Jon McDowell was the teacher students expected to be in class one hour before school, one hour after and during lunch.
"When he didn't show up to work yesterday, I heard about it," said Ken Dyar, a former student of McDowell's turned 2006 California Teacher of the Year, Tuesday.
McDowell, 57, died unexpectedly Monday after planning to cap a 34-year teaching career at Delano High School the end of this school year.
James McDowell, the younger of the veteran teacher’s two children, said his mom (Mari McDowell) found her husband in an orange grove, where he was running with his dogs, Monday. His parents had been married 31 years, since April 1984. And both their children, James’ sister Christina McDowell included, are teachers.
“We’re holding up,” James said. “We’re strong.”
Most people knew his father as a dedicated teacher, but his son also knew him to be an avid runner, an animal lover and a fruit-tree-loving Giants and Niners fan who had a song for every occasion.
His two greatest passions in life were his family and his students.
April Gregerson, the former principal of Delano High, said her entire math department last year, which was composed of about six teachers, said they began teaching because of McDowell.

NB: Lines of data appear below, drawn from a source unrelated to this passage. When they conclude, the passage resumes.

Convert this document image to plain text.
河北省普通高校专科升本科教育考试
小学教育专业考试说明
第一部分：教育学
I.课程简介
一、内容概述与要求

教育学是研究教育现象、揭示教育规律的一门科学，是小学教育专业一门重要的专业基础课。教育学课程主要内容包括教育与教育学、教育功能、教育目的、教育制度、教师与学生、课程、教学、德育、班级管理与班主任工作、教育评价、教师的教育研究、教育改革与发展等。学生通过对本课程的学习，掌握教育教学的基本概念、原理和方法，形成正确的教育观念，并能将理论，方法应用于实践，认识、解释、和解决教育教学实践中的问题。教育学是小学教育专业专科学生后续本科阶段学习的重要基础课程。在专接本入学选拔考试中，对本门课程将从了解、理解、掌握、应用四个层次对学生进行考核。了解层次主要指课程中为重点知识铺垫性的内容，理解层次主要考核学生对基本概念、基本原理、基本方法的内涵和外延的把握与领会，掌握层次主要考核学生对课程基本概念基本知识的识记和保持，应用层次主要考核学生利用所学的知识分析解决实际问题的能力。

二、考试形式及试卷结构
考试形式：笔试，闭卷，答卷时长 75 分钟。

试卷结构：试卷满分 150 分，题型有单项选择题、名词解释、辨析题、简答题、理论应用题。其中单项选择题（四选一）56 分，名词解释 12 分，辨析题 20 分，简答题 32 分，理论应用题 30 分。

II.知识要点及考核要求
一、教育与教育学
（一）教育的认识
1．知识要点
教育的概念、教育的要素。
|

“It's a huge loss for this school," Gregerson said. "Our hearts are just broken."
McDowell started teaching math at Delano High in 1982, according to the school.
Dyar, a senior in McDowell's calculus class that year, said the McDowell he knew as a teenager was approachable, young and fun.
"We teased him about the sexy way he drew parabolas," Dyar said. "He started getting in on the joke with us, and that's where we really lost it."
Dyar, a physical education teacher at La Viña Middle School, said he learned from McDowell it was OK to have fun with students and necessary to do whatever it takes to teach them.
The tried and true educator would teach, reteach and reteach subject matter until each student understood it, Dyar said.
If a student failed a test, McDowell let him take a reformatted version later.
His dedication usually meant beginning his day at 7 a.m. and ending it hours after his last course to help students who needed tutoring.
"If you were willing to put in the time, then he'd sit right next to you and put in the time with you," Dyar said.
That was the case for his daughter Samantha Dyar, now a senior at Delano High.
Samantha, whose GPA is upward of a 4.0, enrolled in McDowell's Calculus BC and Advanced Placement physics courses last year.
Even when she was out sick and missed six weeks of school, McDowell met with Samantha and both her parents to assure them he would do everything he could to help Samantha pass.
McDowell pointed at Ken during the meeting and said:
"I started my career with you, and I'm going to finish my career with your daughter."
Samantha went to the teacher's room, HM1, every lunch period everyday for extra help, and she ended up with a B in both McDowell's classes.
"There’s no way she gets that B without him," Ken Dyar said.
Delano High Principal Rene Ayon said Advanced Placement Calculus BC is one of the toughest math courses at the high school level to pass. Most local schools don't even offer it. But 72 percent of McDowell's students who took an AP test for the course last year, passed it with a score of 3 or better out of 5, Ayon said.
And 65 percent of kids who took the AP test for McDowell's Physics C: Mechanics course (an equally challenging class) passed with a 3 or better that same year.
Ayon said that was a norm for McDowell that persisted each year in large part because of his dedication to students.
Walter Fontejon, a former student turned protégé of McDowell's, said he remembers the teacher picking up the telephone receiver when it rang during class, only to slam it right back down.
He missed meetings, declined calls and dodged awards for the same reason — they didn't involve teaching students, and were therefore distractions.
School administrators tried their luck getting McDowell to publicly accept the school's Most Respected Teacher award more times than they had fingers.
"But he just refused to put that attention on him," Ayon said. "It was all about his kids at Delano High School."
Rosalina Rivera, then superintendent of the Delano Joint Union High School District, tried yearly (to no avail until this year) to convince McDowell to accept the district's Teacher of the Year nomination. He accepted the nomination only because it would have been his final year teaching.
"He was humble, intelligent and would give his heart and soul to every student that he served," Rivera said.